Rice Noodles with Chile Peppers - Exotic, delicious dish from Asia.
Nutritional values
(Percentage of daily recommendation)
Calorie | 409 cal. | (19 %) | ||
Protein | 10 g | (10 %) | ||
Fat | 18 g | (16 %) | ||
Carbohydrates | 52 g | (35 %) | ||
Sugar added | 0 g | (0 %) | ||
Roughage | 7.6 g | (25 %) |
Vitamin A | 1 mg | (125 %) | ||
Vitamin D | 0 μg | (0 %) | ||
Vitamin E | 2.6 mg | (22 %) | ||
Vitamin B₁ | 0.3 mg | (30 %) | ||
Vitamin B₂ | 0.1 mg | (9 %) | ||
Niacin | 5.8 mg | (48 %) | ||
Vitamin B₆ | 0.4 mg | (29 %) | ||
Folate | 132 μg | (44 %) | ||
Pantothenic acid | 1 mg | (17 %) | ||
Biotin | 10.5 μg | (23 %) | ||
Vitamin B₁₂ | 0 μg | (0 %) | ||
Vitamin C | 46 mg | (48 %) | ||
Potassium | 604 mg | (15 %) | ||
Calcium | 111 mg | (11 %) | ||
Magnesium | 64 mg | (21 %) | ||
Iron | 2.1 mg | (14 %) | ||
Iodine | 5 μg | (3 %) | ||
Zinc | 1.8 mg | (23 %) | ||
Saturated fatty acids | 2.9 g | |||
Uric acid | 58 mg | |||
Cholesterol | 0 mg |

Ingredients
- Ingredients
- 200 grams wide Rice noodles
- 2 red chili peppers
- 1 pc fresh ginger (about 15 grams)
- 1 garlic clove
- 4 scallions
- ½ small Napa cabbage (500 grams)
- 2 carrots
- 75 grams roasted salted Peanuts
- 3 Tbsps light sesame oil
- 2 Tbsps light soy sauce
- 2 Tbsps Lime juice
Preparation steps
Cook rice noodles according to package instructions.
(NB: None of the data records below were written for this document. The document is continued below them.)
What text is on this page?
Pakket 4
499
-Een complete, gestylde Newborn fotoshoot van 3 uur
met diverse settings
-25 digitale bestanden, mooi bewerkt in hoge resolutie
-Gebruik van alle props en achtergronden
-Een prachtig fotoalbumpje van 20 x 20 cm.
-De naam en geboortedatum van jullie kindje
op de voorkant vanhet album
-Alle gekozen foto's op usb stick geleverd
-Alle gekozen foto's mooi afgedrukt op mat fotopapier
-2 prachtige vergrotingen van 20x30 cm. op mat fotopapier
Meanwhile, rinse chile peppers, remove seeds and cut into rings. Peel ginger and garlic and finely chop.
Rinse scallions, trim and cut diagonally into rings. Trim cabbage, rinse and cut into strips. Peel carrots and cut into thin strips.
Chop peanuts finely in a blender. Drain rice noodles in a colander and rinse with cold water.
Heat oil in a pan. Stir-fry chile peppers, ginger and garlic over high heat for 1 minute. Add carrots, scallions and cabbage and continue to cook for 1 minute. Add rice noodles add and stir-fry over medium heat for 3-4 minutes.
To serve, divide among 4 bowls, season with soy sauce and lime juice to taste and top with chopped peanuts.